Singkat cerita, datanglah hari Sabtu, 28 Juli 2012 dan tiba saatnya bagi saya untuk mempresentasikan apa yang saya tulis. I am so lucky to be surrounded by people who always support me. Teman-teman di ISID yang bantuin banget selama proses ini, ngasih saya masukan, kritik, nemenin belajar, dll. Especially for my best lecturer, dosen pembimbing yang sangat sangat brilliant, Sampe akhirnya waktu presentasi datang, dan saya benar-benar senang, karena (meskipun masih banyak kekurangan di sana sini), saya bisa performed my best. Saya bisa ngejawab pertanyaan penguji dengan baik saat itu (menurut saya), dan performed passionately, karena yang saya sampein di makalah bukan sekedar tugas karya tulis ilmiah untuk sebuah jawaban pertanyaan, tapi saya cerita tentang apa yang ada di benak saya tentang unek2 saya terhadap apa yang selama ini menjadi kejanggalan. Setelah saya performed, saya nggak peduli lagi mau dapet nilai apa di situ. Yang saya tahu, saya sudah memberikan yang terbaik, saya melakukan apa yang saya suka. Saya berbagi argument saya ke orang-orang yang hadir saat itu, mereka mau setuju dengan argument saya atau nggak, itu urusan mereka  –  –mungkin sebelum saya sidang, ada sebagian yang mengingatkan saya tentang sikap saya yang kadang tidak pantas untuk diperlihatkan didepan para penguji. karena akan ada penilaian karakter dan sejenisnya. I am the one who always believe that character should not be judged by numbers, and I don’t really care what they think about me, as long as it does not harm others. What i know, i don’t have to be someone else for the sake of winning this. Saya nggak harus mencoba untuk ‘pura-pura jadi pendiam’ kalo saya aslinya nggak kayak gitu. Kalo saya mau mengekspresikan sesuatu, I will. I know that there are things that should be improved, but it is not conditional. It will come out naturally during the learning process. Kalo mereka memang menginginkan yang dapet nilai A+ adalah orang kayak saya (dengan segala kekurangannya), they will. Kalo nggak, ya berarti saya nggak sesuai dengan standar mereka. Tapi bukan berarti standar mereka yang paling benar.
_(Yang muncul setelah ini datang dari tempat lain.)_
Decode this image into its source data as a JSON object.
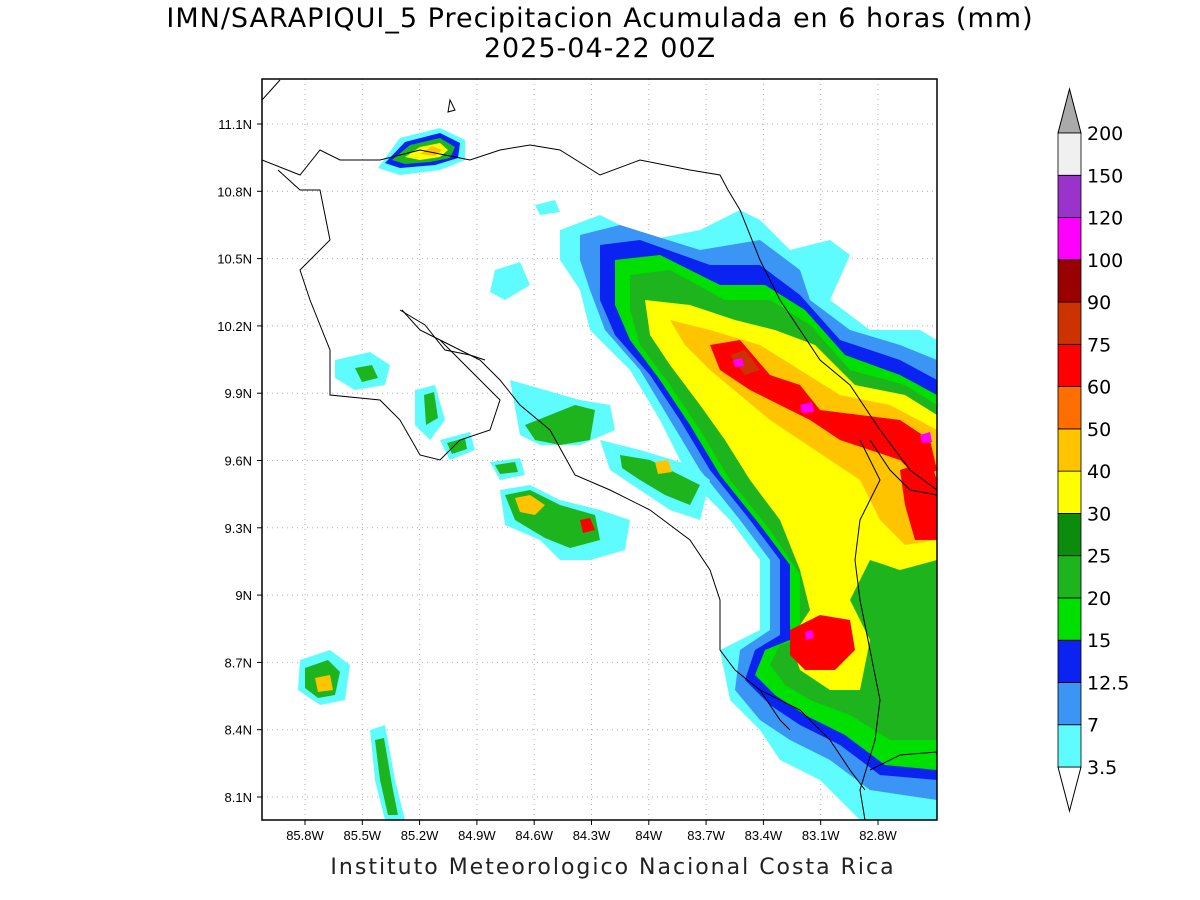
{
  "title_line1": "IMN/SARAPIQUI_5 Precipitacion Acumulada en 6 horas (mm)",
  "title_line2": "2025-04-22 00Z",
  "footer": "Instituto Meteorologico Nacional Costa Rica",
  "map": {
    "region": "Costa Rica",
    "variable": "6-hour accumulated precipitation",
    "units": "mm",
    "lat_range": [
      8.0,
      11.25
    ],
    "lon_range": [
      -85.95,
      -82.95
    ],
    "lat_ticks": [
      "11.1N",
      "10.8N",
      "10.5N",
      "10.2N",
      "9.9N",
      "9.6N",
      "9.3N",
      "9N",
      "8.7N",
      "8.4N",
      "8.1N"
    ],
    "lon_ticks": [
      "85.8W",
      "85.5W",
      "85.2W",
      "84.9W",
      "84.6W",
      "84.3W",
      "84W",
      "83.7W",
      "83.4W",
      "83.1W",
      "82.8W"
    ],
    "grid": true
  },
  "colorbar": {
    "labels": [
      "3.5",
      "7",
      "12.5",
      "15",
      "20",
      "25",
      "30",
      "40",
      "50",
      "60",
      "75",
      "90",
      "100",
      "120",
      "150",
      "200"
    ],
    "colors": [
      "#5ffcff",
      "#3a95f5",
      "#0a23f0",
      "#00e000",
      "#1eb41e",
      "#0c8c0c",
      "#ffff00",
      "#ffc400",
      "#ff6e00",
      "#ff0000",
      "#cc3300",
      "#990000",
      "#ff00ff",
      "#9933cc",
      "#f0f0f0"
    ],
    "top_arrow_color": "#aaaaaa",
    "bottom_arrow_color": "#ffffff"
  }
}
Dan mungkin seperti teman-teman yang ketahui, ternyata ini semua membuahkan hasil yang memuaskan.

Selama proses skripsi  ini, saya belajar banyak dari semuanya. Mulai dari my classmate, dimana saya bisa stay bareng-bareng sama mereka berhari hari. Bisa kenal dengan karakter asli semuanya, bisa belajar langsung dari mereka semua dengan segala kelebihan, keunikan, dan kekurangannya. Di ISID, dimana saya bisa ketemu sama teman-teman dan dosen dosen yang dahsyat, yang sudah ngasih dampak lewat keilmuannya ataupun sekitar (masyarakat pesantren) dengan cara mereka masing-masing.
Jalan masih panjang, dan masih banyak yang harus saya perbaiki dalam banyak hal. Cuman paling nggak saya belajar satu hal, bahwa bagaimanapun beban yang kamu pegang, betapa besarpun ekspektasi orang-orang terhadap kamu, jangan sampe itu membuat kamu ‘berbohong’ sama diri kamu sendiri. Memaksakan sesuatu yang kamu nggak suka, sesuatu yang bukan kapasitas kamu, dll. Kamu yang tahu apa yang terbaik dari diri kamu. Jadikan komentar orang lain bukan untuk mengontrol kamu melakukan A, B, atau C, tapi cuma jadi komplementer untuk membantu kamu mengambil sikap. At the end, sikap apa yang kamu ambil, itu terserah ke kamu nya.
Dalam setiap hal yang saya kerjakan, ada sesuatu yang jauh lebih besar dari sekedar mendapatkan hasil akhir yang bagus atau menjadi yang terbaik. Motif utama saya agar dapet nilai A+ adalah, lebih kepada keinginan saya untuk bisa ngasih kado (terakhir mungkin), sebelum saya lulus kuliah, ke orang-orang yang udah berjasa besar buat saya selama ini. dan at least saya pengen banget bisa bikin mereka bangga, dan dapat spotlight buat kerja keras mereka ngedidik saya selama ini. Saya pengen banget bisa ngasih ‘kegembiraan’ buat teman-teman se MUAMALAT, Azhaa grade khususnya yang udah berarti besar dalam proses saya belajar di ISID selama 4 tahun terakhir, teman-teman yang membantu ngebentuk saya jadi siapa saya sekarang. Teman-teman yang nggak peduli sebenarnya apa saya mau dapet nilai berapa, karena mereka tetap akan ngedukung saya. Tapi kalo saya bisa kasih yang terbaik buat semua jasa baik mereka, kenapa nggak? Adapun hadiah-hadiah yang lain, jadi bonus lah.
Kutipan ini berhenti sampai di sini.